Press release – July 15, 2016
By Mark Longstaff, Director, Technology Sector for HRZone
Your staff are your most important asset. Without them, your business will come to a grinding halt. You need to treat each individual with care to ensure that they are able to do their job and able to do it well. A well-managed workforce is a productive workforce; a productive workforce leads to happier customers and better revenues.
Everything I’ve said up to now is of course accepted wisdom. The problem is that the way we work nowadays makes managing the workforce much more of a challenge. Global offices, remote and flexible working, and 24-hour omnichannel businesses are far removed from the 9-to-5 local businesses that dominated yesteryear. This has created a much more complex beast that can achieve more but has a much finer margin for error. Anyone can play the triangle but it’s much harder to become a virtuoso pianist.
Singing from the Same Hymn sheet
There are many elements to managing an effective workforce: forecasting, organising and scheduling staff, tracking workload and project completion. With so many workforces spread across multiple locations, communication becomes a fundamental ingredient to success, ensuring everyone is pulling in the same direction.
It’s important that your R&D team in Swindon knows what the marketing team in London are doing and vice-versa. Not to mention whatever head office in Boston has planned. Unfortunately, this can’t be achieved over a quick chat at the water cooler. Different time zones, different departments and different offices all have differing priorities and this is a fact of business but a successful business will ensure that each department and market is working toward a common goal; if not, you’ll have less of a harmony and more of a noisy mess.

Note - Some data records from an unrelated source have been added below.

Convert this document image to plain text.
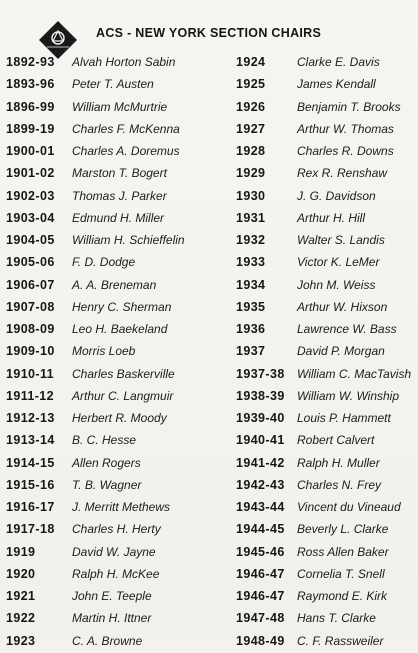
ACS - NEW YORK SECTION CHAIRS
1892-93 Alvah Horton Sabin
1893-96 Peter T. Austen
1896-99 William McMurtrie
1899-19 Charles F. McKenna
1900-01 Charles A. Doremus
1901-02 Marston T. Bogert
1902-03 Thomas J. Parker
1903-04 Edmund H. Miller
1904-05 William H. Schieffelin
1905-06 F. D. Dodge
1906-07 A. A. Breneman
1907-08 Henry C. Sherman
1908-09 Leo H. Baekeland
1909-10 Morris Loeb
1910-11 Charles Baskerville
1911-12 Arthur C. Langmuir
1912-13 Herbert R. Moody
1913-14 B. C. Hesse
1914-15 Allen Rogers
1915-16 T. B. Wagner
1916-17 J. Merritt Methews
1917-18 Charles H. Herty
1919	David W. Jayne
1920	Ralph H. McKee
1921	John E. Teeple
1922	Martin H. Ittner
1923	C. A. Browne
1924	Clarke E. Davis
1925	James Kendall
1926	Benjamin T. Brooks
1927	Arthur W. Thomas
1928	Charles R. Downs
1929	Rex R. Renshaw
1930	J. G. Davidson
1931	Arthur H. Hill
1932	Walter S. Landis
1933	Victor K. LeMer
1934	John M. Weiss
1935	Arthur W. Hixson
1936	Lawrence W. Bass
1937	David P. Morgan
1937-38 William C. MacTavish
1938-39 William W. Winship
1939-40 Louis P. Hammett
1940-41 Robert Calvert
1941-42 Ralph H. Muller
1942-43 Charles N. Frey
1943-44 Vincent du Vineaud
1944-45 Beverly L. Clarke
1945-46 Ross Allen Baker
1946-47 Cornelia T. Snell
1946-47 Raymond E. Kirk
1947-48 Hans T. Clarke
1948-49 C. F. Rassweiler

The right instrument for the right time
It’s fair to say that most workforce management processes are conducted either via phone calls or emails. At a glance, these make sense: email can be used to quickly reach a lot of people while phone calls are a good alternative for speaking directly to the specific individual you’re looking to reach. This is a problem in larger businesses for certain but also a concern for smaller businesses who rely on part-time and freelance staff.
There’s an obvious channel which is all too often ignored when it comes to workforce engagement and that’s SMS. Virtually every person of working age owns a mobile phone which they have to hand come rain or shine. SMS is reliable, available on virtually every mobile device (from spanking-new Samsung to the old Nokia your mum uses) and is prioritised by users; 90% of text messages are opened within 3 minutes of receipt. They’re also more likely to be read than the emails we over rely on – 98% compared to 20%.
The funny things is a lot of companies understand the value of mobile, using it for customer interactions but even those who do all too often fail to apply it to internal communications challenges. But a simple SMS can be the best way of sharing urgent information, generating feedback or resourcing for a project. It’s perfect if you need to alert the IT team in the case of a sudden data breach or senior spokespeople in light of some breaking news. Likewise, a meeting reminder via text message about a last minute time or venue change to a meeting can save the day.
SMS can sometimes get a bum rap because it’s simple but that’s why it is so effective. It can also be surprisingly deep whether that is providing a link to a website in the case of that breaking news or even as a means of a quick straw poll 2-way survey for sourcing opinion.
SMS can’t and shouldn’t replace all your internal comms channels but its addition to your communications mix could make all the difference.
The Right Mix for the Right Sound
In many ways it’s HR’s role to ensure that everything runs smoothly, keeping everyone on track and moving in the same direction – our conductors if I can take the metaphor a little further. Just like when it comes to customer communications, internal comms relies on understanding the different types of messages you’re looking to communicate and utilising different channels to map to those. This means a blend of mobile, email, voice, social and applications to create the perfect mix to meet your business goals.